An isochrone map of the network was made available in 2007.

In 2009, British Waterways produced a map of London's waterways in a Tube-style diagrammatic map, depicting the River Thames, the various canals and subterranean rivers in the city.

Attempts to create alternative versions to the official Tube map have continued. In June 2011, the British designer Mark Noad unveiled his vision for a more 'geographically accurate' London Underground map. The map is an attempt to see if it is possible to create a geographically accurate representation of the Underground system and still retain some of the clarity of Beck's original diagram. It uses similar principles, fixed-line angles (30° and 60°, instead of 45°) and shortens the extremities of the lines to make it more compact. In 2013, Dr Max Roberts, a psychology lecturer at the University of Essex with a particular interest in usability, information design and schematic mapping, issued his own version of the Tube map. His design, based on a series of concentric circles, emphasised the concept of the newly completed orbital loop surrounding Central London with radial lines. A map created to illustrate Tube-related articles on Wikipedia in 2014 was praised for its clarity and for including future developments such as Crossrail.

In July 2015, a map of the network displaying walking calorie burn information for each leg was published by Metro newspaper.

===Cultural references===
The design has become so widely known that it is now instantly recognisable as representing London. It has been featured on T-shirts, postcards and other memorabilia. In 2006, the design came second in a televised search for the most well-known British design icon.

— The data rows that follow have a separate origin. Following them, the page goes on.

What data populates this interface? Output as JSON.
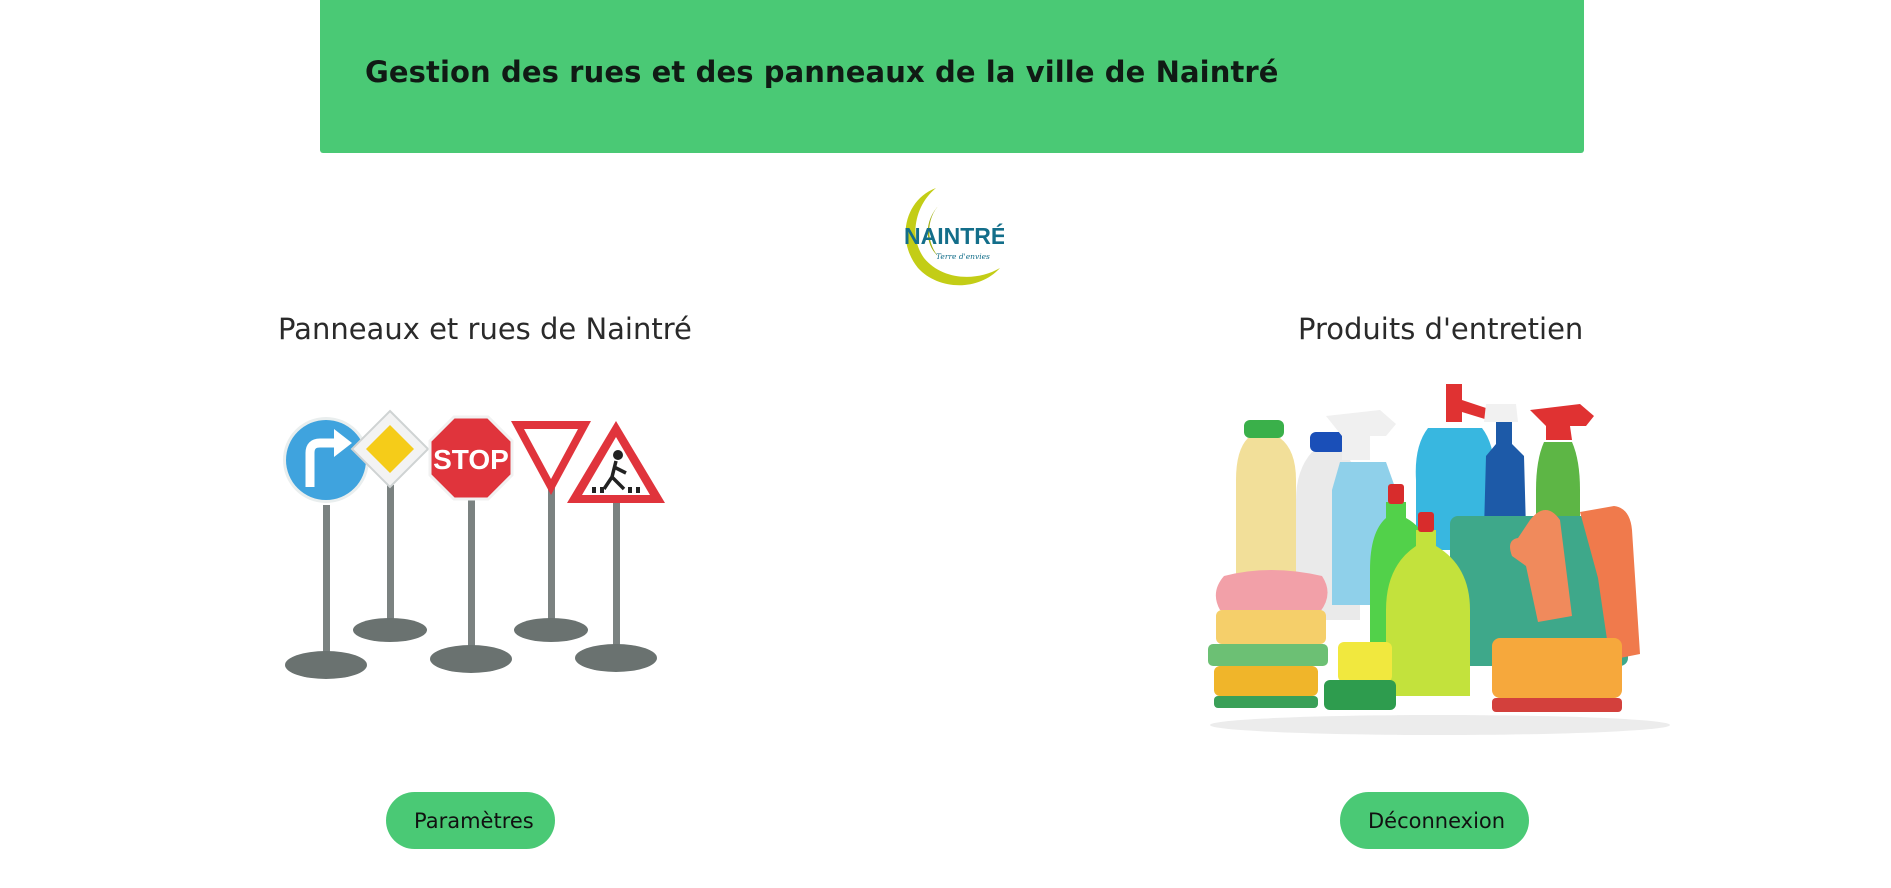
{
  "header": {
    "title": "Gestion des rues et des panneaux de la ville de Naintré",
    "background_color": "#4ac975"
  },
  "logo": {
    "text": "NAINTRÉ",
    "tagline": "Terre d'envies",
    "icon": "naintre-logo"
  },
  "sections": [
    {
      "title": "Panneaux et rues de Naintré",
      "image": "road-signs-image",
      "button_label": "Paramètres"
    },
    {
      "title": "Produits d'entretien",
      "image": "cleaning-products-image",
      "button_label": "Déconnexion"
    }
  ],
  "colors": {
    "accent": "#4ac975",
    "text_dark": "#101a14"
  }
}
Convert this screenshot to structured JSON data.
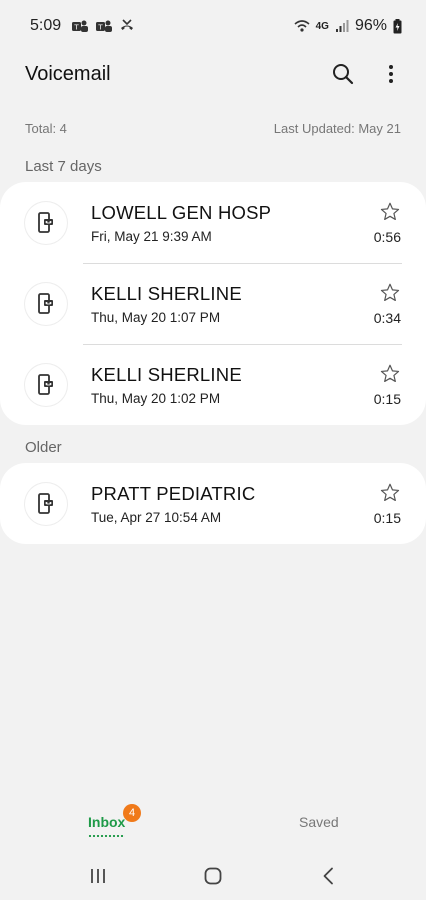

It is widely cited by academics and designers as a 'design classic', and those cultural associations make London Underground not usually permit the design to be used or altered for any other purpose. That has been officially sanctioned only on a few occasions:
- David Booth's The Tate Gallery by Tube (1986) is one of a series of publicity posters for the Underground. His work showed the lines of the map squeezed out of tubes of paint (with the name of the gallery's nearest station, Pimlico, on a paint-tube) and has since been used on the cover of the pocket map.
- In Tate Modern hangs The Great Bear by Simon Patterson, a subtle parody of the contemporary map design, first displayed in 1992 in which the station names on the Tube map have been replaced by those of famous figures.
- In 2003, to coincide with the publication of a book about tube maps from all over the world, the London Transport Museum released a "World Metro Map" poster that was strongly based on the London diagram and approved by TfL.

The shape of a pig seen in the lines of the London Underground map, from Paul Middlewick's Animals on the Underground

Animals on the Underground is a collection of over 20 animal characters depicted using only lines, stations and interchange symbols on the London Underground map, created by illustrator Paul Middlewick in 1987. In 2003, the concept was used in a poster campaign by advertising agency McCann-Erickson to promote the London Zoo. In May 2010, a children's storybook was released that used the characters, "Lost Property". It is the story of an elephant called "Elephant & Castle" who loses his memory and is helped by Angel the angel fish. The book was illustrated by Middlewick and written by Jon Sayers, and its official launch took place at the London Transport Museum.
- Albus Dumbledore, a central character in the Harry Potter series, has a scar just above his left knee that is in the shape of a Tube map.
- In 2006, The Guardian published a design based on the tube map, purporting to show the relationships between musicians and musical genres in the 20th century.
- On 11 January 2007, Lord Adonis unveiled a depiction of the map featuring the names of successful schools and students at GCSE level as part of the London Student Awards 2007.
- The Royal Shakespeare Company produced a map in 2007 linking Shakespearean characters according to their traits in a diagram that resembles the map for complexity.
- The game development studio Dinosaur Polo Club created the game Mini Metro, whose main mechanic is to efficiently connect stations in a strict Harry Beck style.

Stylistic aspects of the London diagram, such as the line colours and styles and the station ticks or interchange symbols, are also frequently used in advertising.